Specifically, network architecture should be in the PyTorchCV form (resnet18, resnet50, etc), quantization scheme should correspond to names in the bit_config.py file (uniform8, size0.5, etc).

export CUDA_VISIBLE_DEVICES=0
python quant_train.py -a resnet50 --epochs 1 --lr 0.0001 --batch-size 128 --data /path/to/imagenet/ --pretrained --save-path /path/to/checkpoints/ --act-range-momentum=0.99 --wd 1e-4 --data-percentage 0.0001 --fix-BN --checkpoint-iter -1 --quant-scheme uniform8

Important Notes:

  • 8-bit quantization-aware training typically converges fast, so the data-percentage attribute and the epoch attribute can be set to small values to only use a subset of training data with small number of epochs. For other cases with more aggressive quantization, the data-percentage should be set to 0.1 or 1, and the number of epochs should be adjusted (typical value is 90). Some examples for (quantization scheme : data-percentage): (size0.75 : 0.01); (bops0.75/latency0.75 : 0.1); (size0.5/bops0.5/latency0.5/uniform4 : 1).
  • In order to exactly match TVM inference, the quantized model is trained and tested on 1 GPU. DataParallel or DistributedDataParallel will lead to different statistics on different GPUs, which may impact (or degrade) the BN folding and static quantization (therefore is not recommended for the current codebase).
  • The activation percentile function can be helpful for some scenarios, but it is time-consuming since the PyTorch torch.topk function is relatively slow.
  • The fix-BN attribute is for training, BN will always be folded and fixed during validation. This attribute is more important for ultra-low precision such as 2-bit, and is optional for 4-bit or 8-bit quantization.
  • This codebase is specialized for easy deployment on hardware, meaning sometimes it sacrifices accuracy for simpler operations. It uses standard symmetric channel-wise linear quantization for weights, static asymmetric layer-wise linear quantization for activations (except for 8-bit, the hardware support only allow symmetric quantization for 8-bit). Set --fixed-point-quantization attribute can skip some deployment-oriented operations to ease the fine-tuning process, but this will make the final TVM fail to 100% exactly match PyTorch.
  • It is difficult for current hardware to efficiently support operations with 2bit, 3bit, 5bit, 6bit or 7bit, so this codebase uses 4-bit and 8-bit for mixed-precision quantization (as in HAWQV3). The mixed-precision with 2 ~ 8bit in HAWQV2 is asymmetric (fixed-point based) quantization, which uses layerwise quantization-aware training. The easiest way for now to reproduce HAWQV2 is Distiller, but this will not lead to accelerated inference.
  • The provided quantized models typically have a small variation on accuracy (mostly higher) compared with those in the result table. These models are trained with a standard setting, and further accuracy improvement can be obtained by finding better schemes of quantization-aware training.
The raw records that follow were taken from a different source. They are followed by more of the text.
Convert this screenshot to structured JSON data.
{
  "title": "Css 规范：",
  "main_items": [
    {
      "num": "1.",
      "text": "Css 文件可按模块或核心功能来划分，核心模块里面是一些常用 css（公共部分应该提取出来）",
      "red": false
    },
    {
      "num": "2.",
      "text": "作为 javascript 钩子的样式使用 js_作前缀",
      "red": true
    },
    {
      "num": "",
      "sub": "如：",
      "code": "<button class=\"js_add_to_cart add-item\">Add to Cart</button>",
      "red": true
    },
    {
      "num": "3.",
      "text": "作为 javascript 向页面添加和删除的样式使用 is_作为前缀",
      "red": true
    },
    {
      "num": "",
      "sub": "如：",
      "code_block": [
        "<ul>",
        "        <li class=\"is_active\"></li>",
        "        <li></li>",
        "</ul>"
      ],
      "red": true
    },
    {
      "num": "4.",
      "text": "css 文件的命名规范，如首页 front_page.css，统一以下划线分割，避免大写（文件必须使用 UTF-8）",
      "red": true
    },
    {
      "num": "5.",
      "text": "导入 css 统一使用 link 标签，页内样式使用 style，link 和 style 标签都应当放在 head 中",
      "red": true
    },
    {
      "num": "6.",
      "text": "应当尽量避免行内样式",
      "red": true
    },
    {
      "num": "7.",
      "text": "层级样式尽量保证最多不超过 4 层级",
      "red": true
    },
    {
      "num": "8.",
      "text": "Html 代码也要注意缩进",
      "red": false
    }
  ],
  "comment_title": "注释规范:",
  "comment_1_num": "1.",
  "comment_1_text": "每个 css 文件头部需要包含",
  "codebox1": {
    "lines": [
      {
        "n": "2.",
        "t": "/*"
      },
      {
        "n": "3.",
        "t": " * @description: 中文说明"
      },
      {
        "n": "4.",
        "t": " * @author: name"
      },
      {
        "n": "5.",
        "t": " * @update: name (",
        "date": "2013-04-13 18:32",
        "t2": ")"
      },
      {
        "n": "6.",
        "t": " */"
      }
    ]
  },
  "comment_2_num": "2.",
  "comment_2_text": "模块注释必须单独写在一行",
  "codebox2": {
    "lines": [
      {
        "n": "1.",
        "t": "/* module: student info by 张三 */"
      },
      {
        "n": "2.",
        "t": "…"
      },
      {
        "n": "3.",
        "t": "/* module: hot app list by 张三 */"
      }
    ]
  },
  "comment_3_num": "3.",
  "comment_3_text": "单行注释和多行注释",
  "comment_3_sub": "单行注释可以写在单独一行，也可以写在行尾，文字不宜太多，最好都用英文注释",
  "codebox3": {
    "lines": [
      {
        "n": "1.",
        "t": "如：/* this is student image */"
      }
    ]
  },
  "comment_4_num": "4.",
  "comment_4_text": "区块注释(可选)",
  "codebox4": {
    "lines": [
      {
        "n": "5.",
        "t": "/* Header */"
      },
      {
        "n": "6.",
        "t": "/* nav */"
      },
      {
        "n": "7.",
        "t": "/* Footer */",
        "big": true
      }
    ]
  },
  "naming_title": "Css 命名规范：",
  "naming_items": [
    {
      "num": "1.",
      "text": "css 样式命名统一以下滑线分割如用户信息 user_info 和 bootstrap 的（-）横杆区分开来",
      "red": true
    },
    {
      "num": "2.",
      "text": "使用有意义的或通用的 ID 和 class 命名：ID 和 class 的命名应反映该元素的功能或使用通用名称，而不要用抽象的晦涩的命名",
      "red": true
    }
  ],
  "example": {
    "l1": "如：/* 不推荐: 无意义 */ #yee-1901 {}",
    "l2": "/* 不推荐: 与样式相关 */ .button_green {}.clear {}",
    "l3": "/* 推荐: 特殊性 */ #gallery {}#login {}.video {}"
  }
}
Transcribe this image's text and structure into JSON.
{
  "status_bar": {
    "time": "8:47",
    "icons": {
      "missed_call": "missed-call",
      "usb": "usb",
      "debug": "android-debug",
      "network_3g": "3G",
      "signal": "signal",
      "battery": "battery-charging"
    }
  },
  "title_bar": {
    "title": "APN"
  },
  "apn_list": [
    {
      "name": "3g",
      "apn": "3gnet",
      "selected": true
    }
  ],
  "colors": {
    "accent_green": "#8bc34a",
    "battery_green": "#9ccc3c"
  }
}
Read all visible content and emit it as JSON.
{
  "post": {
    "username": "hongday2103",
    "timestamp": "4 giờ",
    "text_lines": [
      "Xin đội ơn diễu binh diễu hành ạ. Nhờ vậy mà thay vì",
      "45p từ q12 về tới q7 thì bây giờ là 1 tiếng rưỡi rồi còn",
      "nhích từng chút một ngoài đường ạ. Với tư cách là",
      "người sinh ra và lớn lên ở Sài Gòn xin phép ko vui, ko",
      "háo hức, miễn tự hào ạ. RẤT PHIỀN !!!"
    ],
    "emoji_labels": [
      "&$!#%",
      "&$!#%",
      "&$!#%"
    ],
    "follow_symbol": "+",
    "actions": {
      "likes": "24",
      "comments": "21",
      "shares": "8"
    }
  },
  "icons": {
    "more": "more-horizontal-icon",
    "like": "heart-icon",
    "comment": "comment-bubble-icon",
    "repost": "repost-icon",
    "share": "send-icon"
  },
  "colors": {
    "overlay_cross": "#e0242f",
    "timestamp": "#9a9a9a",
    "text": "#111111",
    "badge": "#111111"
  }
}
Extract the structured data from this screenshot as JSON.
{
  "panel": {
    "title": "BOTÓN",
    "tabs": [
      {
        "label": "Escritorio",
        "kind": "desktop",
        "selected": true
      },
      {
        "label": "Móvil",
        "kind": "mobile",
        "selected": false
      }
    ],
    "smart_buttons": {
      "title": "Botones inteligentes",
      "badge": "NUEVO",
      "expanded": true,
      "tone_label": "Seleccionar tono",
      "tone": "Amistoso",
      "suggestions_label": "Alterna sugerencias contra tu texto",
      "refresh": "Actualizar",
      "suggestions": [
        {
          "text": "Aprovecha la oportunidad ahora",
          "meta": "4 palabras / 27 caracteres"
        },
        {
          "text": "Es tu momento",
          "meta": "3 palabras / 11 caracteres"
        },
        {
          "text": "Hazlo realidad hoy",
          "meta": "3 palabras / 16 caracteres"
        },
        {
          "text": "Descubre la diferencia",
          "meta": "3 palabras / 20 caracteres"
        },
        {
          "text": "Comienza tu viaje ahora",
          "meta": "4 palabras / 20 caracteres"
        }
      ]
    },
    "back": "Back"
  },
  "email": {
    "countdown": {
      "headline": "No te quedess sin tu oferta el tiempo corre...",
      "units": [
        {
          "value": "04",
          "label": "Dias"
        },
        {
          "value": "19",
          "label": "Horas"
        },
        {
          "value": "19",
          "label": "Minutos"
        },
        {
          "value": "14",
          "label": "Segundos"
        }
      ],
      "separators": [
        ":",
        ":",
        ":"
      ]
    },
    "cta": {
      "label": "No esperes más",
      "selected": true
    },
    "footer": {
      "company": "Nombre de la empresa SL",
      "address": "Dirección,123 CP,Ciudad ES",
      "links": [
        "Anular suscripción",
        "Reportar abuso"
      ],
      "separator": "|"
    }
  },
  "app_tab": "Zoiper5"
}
To evaluate the quantized model, use the following command and adjust the attributes accordingly:

# Directly running these commands will get 75.58% Top-1 Accuracy on ImageNet.
export CUDA_VISIBLE_DEVICES=0
python quant_train.py -a resnet50 --epochs 90 --lr 0.0001 --batch-size 128 --data /path/to/imagenet/ --save-path /path/to/checkpoints/ --act-range-momentum=0.99 --wd 1e-4 --data-percentage 1 --checkpoint-iter -1 --quant-scheme bops_0.5 --resume /path/to/resnet50_bops0.5/checkpoint.pth.tar --resume-quantize -e

To resume quantization-aware training from the quantized checkpoint, remove the -e attribute. It should be noted that layerwise quantization-aware training can be achieved by iteratively changing the quantization schemes and resuming previous quantized checkpoints.